苏空夏嘟嘟囔囔的小声念叨,竟惹的薄夜暝差一点就笑了出来。
“钱呢?支票还是现金?”
不过一分钟的时间,刚才还在挣扎的苏空夏竟像是一只狡黠的小猫,就差伸出爪子,朝薄夜暝的兜里拿钱。
一旁的助理,连忙应声道:“苏小姐,医药费已经打过去了,我们君豪也会派最好的医生,给您的母亲治病。”
“嗯。谢谢你了。”
苏空夏朝着助理行了个礼,身体愈发感觉冰冷又僵硬。
“苏小姐,你怎么能谢我啊,你应该去谢谢总裁,唉,苏小姐…”
助理的话,苏空夏只听了一半,便觉得天旋地转,脑袋很沉很沉,可倒下去的时候,竟然还有些温暖。
这是苏空夏第二次倒在薄夜暝的怀里。
苏空夏的身体又湿又冷,可薄夜暝不仅破天荒的全无嫌弃,还将她放在了自己休息室的床上。
“找人把她的衣服换了。”
薄夜暝立时又恢复了平常冷峻的模样,而与此同时,他的心里也生出了一股莫名的怒气。
而就在这时,薄陶陶不知从哪得来的消息,从外边跑了进来,一边跑还一边念叨道:“姐姐呢?夏夏姐姐在哪呢?”

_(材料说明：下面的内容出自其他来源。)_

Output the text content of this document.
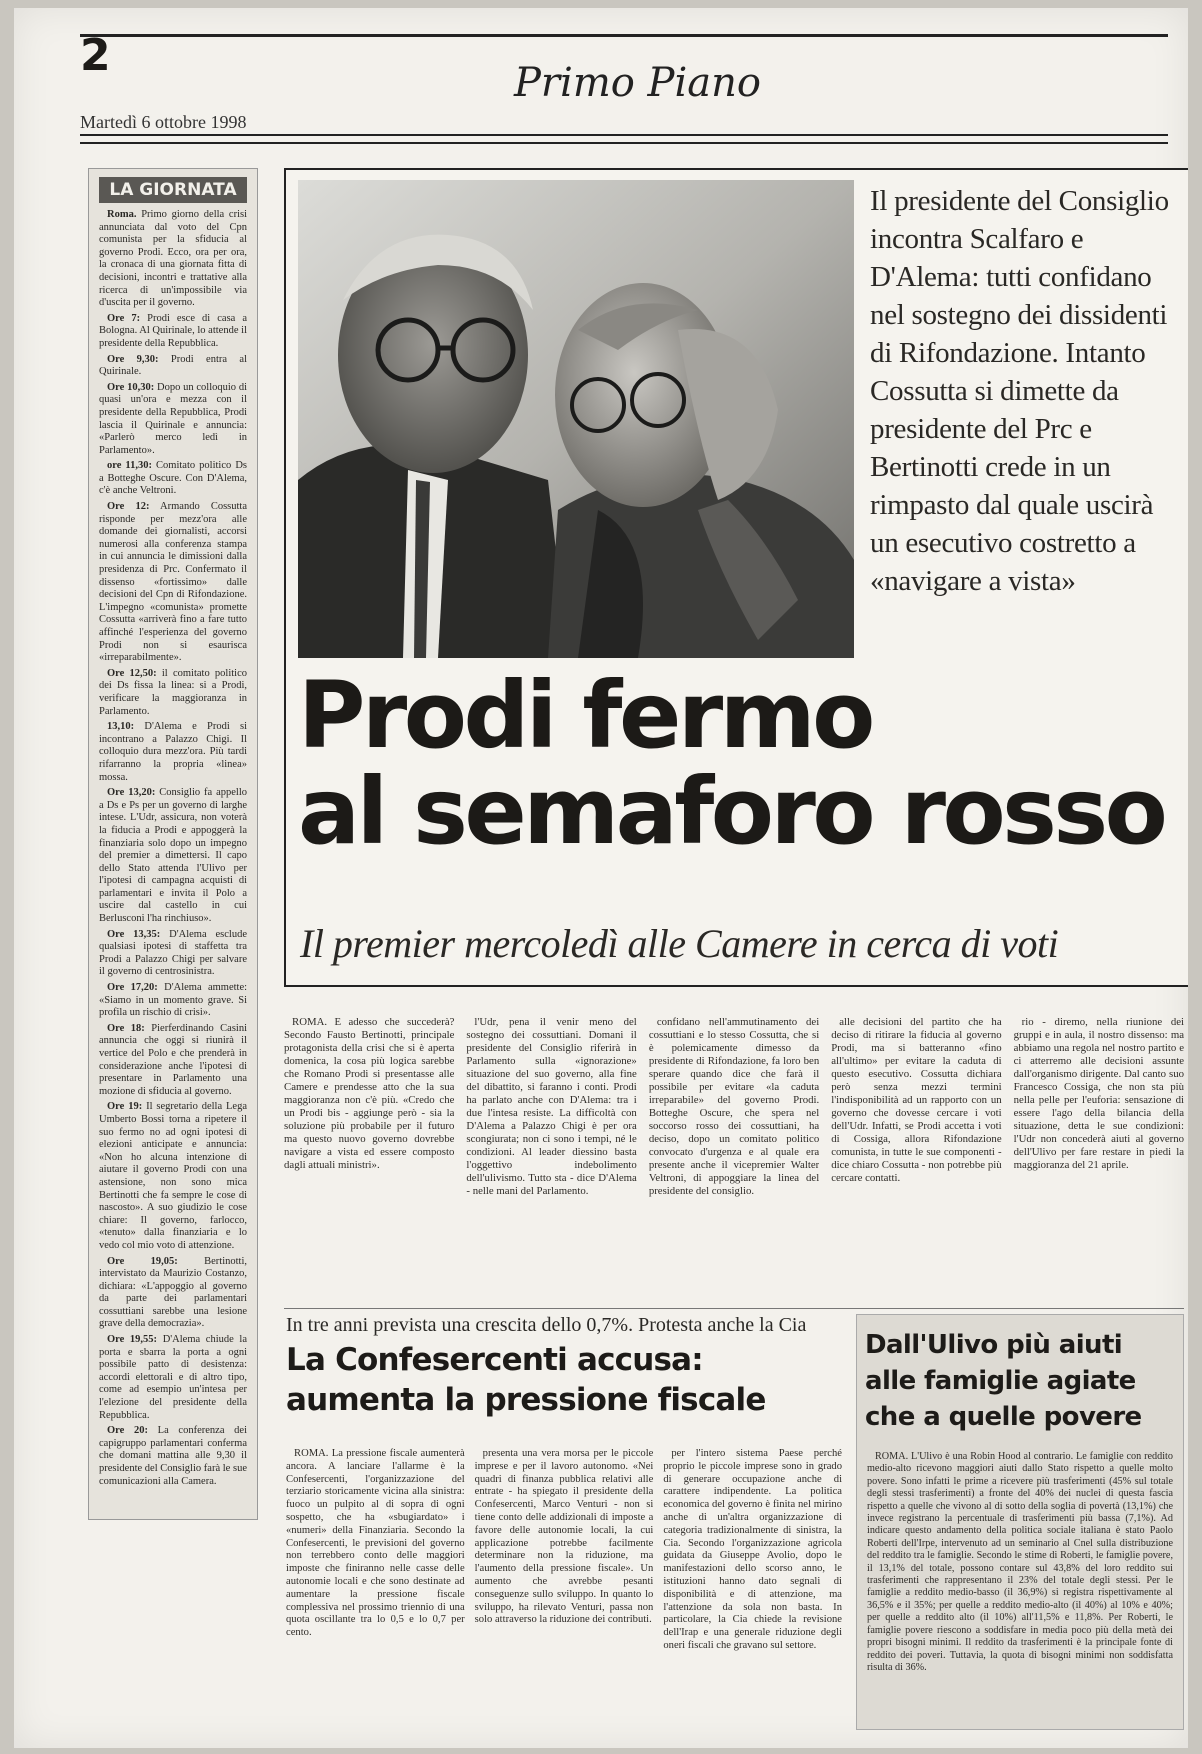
2
Primo Piano
Martedì 6 ottobre 1998
LA GIORNATA

Roma. Primo giorno della crisi annunciata dal voto del Cpn comunista per la sfiducia al governo Prodi. Ecco, ora per ora, la cronaca di una giornata fitta di decisioni, incontri e trattative alla ricerca di un'impossibile via d'uscita per il governo.

Ore 7: Prodi esce di casa a Bologna. Al Quirinale, lo attende il presidente della Repubblica.

Ore 9,30: Prodi entra al Quirinale.

Ore 10,30: Dopo un colloquio di quasi un'ora e mezza con il presidente della Repubblica, Prodi lascia il Quirinale e annuncia: «Parlerò merco ledì in Parlamento».

ore 11,30: Comitato politico Ds a Botteghe Oscure. Con D'Alema, c'è anche Veltroni.

Ore 12: Armando Cossutta risponde per mezz'ora alle domande dei giornalisti, accorsi numerosi alla conferenza stampa in cui annuncia le dimissioni dalla presidenza di Prc. Confermato il dissenso «fortissimo» dalle decisioni del Cpn di Rifondazione. L'impegno «comunista» promette Cossutta «arriverà fino a fare tutto affinché l'esperienza del governo Prodi non si esaurisca «irreparabilmente».

Ore 12,50: il comitato politico dei Ds fissa la linea: si a Prodi, verificare la maggioranza in Parlamento.

13,10: D'Alema e Prodi si incontrano a Palazzo Chigi. Il colloquio dura mezz'ora. Più tardi rifarranno la propria «linea» mossa.

Ore 13,20: Consiglio fa appello a Ds e Ps per un governo di larghe intese. L'Udr, assicura, non voterà la fiducia a Prodi e appoggerà la finanziaria solo dopo un impegno del premier a dimettersi. Il capo dello Stato attenda l'Ulivo per l'ipotesi di campagna acquisti di parlamentari e invita il Polo a uscire dal castello in cui Berlusconi l'ha rinchiuso».

Ore 13,35: D'Alema esclude qualsiasi ipotesi di staffetta tra Prodi a Palazzo Chigi per salvare il governo di centrosinistra.

Ore 17,20: D'Alema ammette: «Siamo in un momento grave. Si profila un rischio di crisi».

Ore 18: Pierferdinando Casini annuncia che oggi si riunirà il vertice del Polo e che prenderà in considerazione anche l'ipotesi di presentare in Parlamento una mozione di sfiducia al governo.

Ore 19: Il segretario della Lega Umberto Bossi torna a ripetere il suo fermo no ad ogni ipotesi di elezioni anticipate e annuncia: «Non ho alcuna intenzione di aiutare il governo Prodi con una astensione, non sono mica Bertinotti che fa sempre le cose di nascosto». A suo giudizio le cose chiare: Il governo, farlocco, «tenuto» dalla finanziaria e lo vedo col mio voto di attenzione.

Ore 19,05:	Bertinotti, intervistato da Maurizio Costanzo, dichiara: «L'appoggio al governo da parte dei parlamentari cossuttiani sarebbe una lesione grave della democrazia».

Ore 19,55: D'Alema chiude la porta e sbarra la porta a ogni possibile patto di desistenza: accordi elettorali e di altro tipo, come ad esempio un'intesa per l'elezione del presidente della Repubblica.

Ore 20: La conferenza dei capigruppo parlamentari conferma che domani mattina alle 9,30 il presidente del Consiglio farà le sue comunicazioni alla Camera.

Il presidente del Consiglio incontra Scalfaro e D'Alema: tutti confidano nel sostegno dei dissidenti di Rifondazione. Intanto Cossutta si dimette da presidente del Prc e Bertinotti crede in un rimpasto dal quale uscirà un esecutivo costretto a «navigare a vista»
Prodi fermo
al semaforo rosso
Il premier mercoledì alle Camere in cerca di voti

ROMA. E adesso che succederà? Secondo Fausto Bertinotti, principale protagonista della crisi che si è aperta domenica, la cosa più logica sarebbe che Romano Prodi si presentasse alle Camere e prendesse atto che la sua maggioranza non c'è più. «Credo che un Prodi bis - aggiunge però - sia la soluzione più probabile per il futuro ma questo nuovo governo dovrebbe navigare a vista ed essere composto dagli attuali ministri».

l'Udr, pena il venir meno del sostegno dei cossuttiani. Domani il presidente del Consiglio riferirà in Parlamento sulla «ignorazione» situazione del suo governo, alla fine del dibattito, si faranno i conti. Prodi ha parlato anche con D'Alema: tra i due l'intesa resiste. La difficoltà con D'Alema a Palazzo Chigi è per ora scongiurata; non ci sono i tempi, né le condizioni. Al leader diessino basta l'oggettivo indebolimento dell'ulivismo. Tutto sta - dice D'Alema - nelle mani del Parlamento.

confidano nell'ammutinamento dei cossuttiani e lo stesso Cossutta, che si è polemicamente dimesso da presidente di Rifondazione, fa loro ben sperare quando dice che farà il possibile per evitare «la caduta irreparabile» del governo Prodi. Botteghe Oscure, che spera nel soccorso rosso dei cossuttiani, ha deciso, dopo un comitato politico convocato d'urgenza e al quale era presente anche il vicepremier Walter Veltroni, di appoggiare la linea del presidente del consiglio.

alle decisioni del partito che ha deciso di ritirare la fiducia al governo Prodi, ma si batteranno «fino all'ultimo» per evitare la caduta di questo esecutivo. Cossutta dichiara però senza mezzi termini l'indisponibilità ad un rapporto con un governo che dovesse cercare i voti dell'Udr. Infatti, se Prodi accetta i voti di Cossiga, allora Rifondazione comunista, in tutte le sue componenti - dice chiaro Cossutta - non potrebbe più cercare contatti.

rio - diremo, nella riunione dei gruppi e in aula, il nostro dissenso: ma abbiamo una regola nel nostro partito e ci atterremo alle decisioni assunte dall'organismo dirigente. Dal canto suo Francesco Cossiga, che non sta più nella pelle per l'euforia: sensazione di essere l'ago della bilancia della situazione, detta le sue condizioni: l'Udr non concederà aiuti al governo dell'Ulivo per fare restare in piedi la maggioranza del 21 aprile.

In tre anni prevista una crescita dello 0,7%. Protesta anche la Cia
La Confesercenti accusa:
aumenta la pressione fiscale

ROMA. La pressione fiscale aumenterà ancora. A lanciare l'allarme è la Confesercenti, l'organizzazione del terziario storicamente vicina alla sinistra: fuoco un pulpito al di sopra di ogni sospetto, che ha «sbugiardato» i «numeri» della Finanziaria. Secondo la Confesercenti, le previsioni del governo non terrebbero conto delle maggiori imposte che finiranno nelle casse delle autonomie locali e che sono destinate ad aumentare la pressione fiscale complessiva nel prossimo triennio di una quota oscillante tra lo 0,5 e lo 0,7 per cento.

presenta una vera morsa per le piccole imprese e per il lavoro autonomo. «Nei quadri di finanza pubblica relativi alle entrate - ha spiegato il presidente della Confesercenti, Marco Venturi - non si tiene conto delle addizionali di imposte a favore delle autonomie locali, la cui applicazione potrebbe facilmente determinare non la riduzione, ma l'aumento della pressione fiscale». Un aumento che avrebbe pesanti conseguenze sullo sviluppo. In quanto lo sviluppo, ha rilevato Venturi, passa non solo attraverso la riduzione dei contributi.

per l'intero sistema Paese perché proprio le piccole imprese sono in grado di generare occupazione anche di carattere indipendente. La politica economica del governo è finita nel mirino anche di un'altra organizzazione di categoria tradizionalmente di sinistra, la Cia. Secondo l'organizzazione agricola guidata da Giuseppe Avolio, dopo le manifestazioni dello scorso anno, le istituzioni hanno dato segnali di disponibilità e di attenzione, ma l'attenzione da sola non basta. In particolare, la Cia chiede la revisione dell'Irap e una generale riduzione degli oneri fiscali che gravano sul settore.

Dall'Ulivo più aiuti
alle famiglie agiate
che a quelle povere

ROMA. L'Ulivo è una Robin Hood al contrario. Le famiglie con reddito medio-alto ricevono maggiori aiuti dallo Stato rispetto a quelle molto povere. Sono infatti le prime a ricevere più trasferimenti (45% sul totale degli stessi trasferimenti) a fronte del 40% dei nuclei di questa fascia rispetto a quelle che vivono al di sotto della soglia di povertà (13,1%) che invece registrano la percentuale di trasferimenti più bassa (7,1%). Ad indicare questo andamento della politica sociale italiana è stato Paolo Roberti dell'Irpe, intervenuto ad un seminario al Cnel sulla distribuzione del reddito tra le famiglie. Secondo le stime di Roberti, le famiglie povere, il 13,1% del totale, possono contare sul 43,8% del loro reddito sui trasferimenti che rappresentano il 23% del totale degli stessi. Per le famiglie a reddito medio-basso (il 36,9%) si registra rispettivamente al 36,5% e il 35%; per quelle a reddito medio-alto (il 40%) al 10% e 40%; per quelle a reddito alto (il 10%) all'11,5% e 11,8%. Per Roberti, le famiglie povere riescono a soddisfare in media poco più della metà dei propri bisogni minimi. Il reddito da trasferimenti è la principale fonte di reddito dei poveri. Tuttavia, la quota di bisogni minimi non soddisfatta risulta di 36%.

看着薄陶陶眉飞色舞的模样,薄夜暝不禁扶额,这小家伙的性子既不像自己也不像苏乔,到底是像谁呢?
“你倒是很喜欢她?”
薄夜暝的语气略酸。
一说到苏空夏,薄陶陶霎时就来了兴致,他两手握拳,小奶音喋喋不休的讲个不停:“爸爸,我喜欢夏夏姐姐,她好看,笑起来眼睛总是弯弯的,就像是月亮,她对陶陶好,给陶陶好吃的,还救了陶陶,陶陶最喜欢她了。”
薄夜暝揉了揉薄陶陶的脑袋,轻柔的说道:“二十年的合同,你想她陪你到何时便是何时吧。”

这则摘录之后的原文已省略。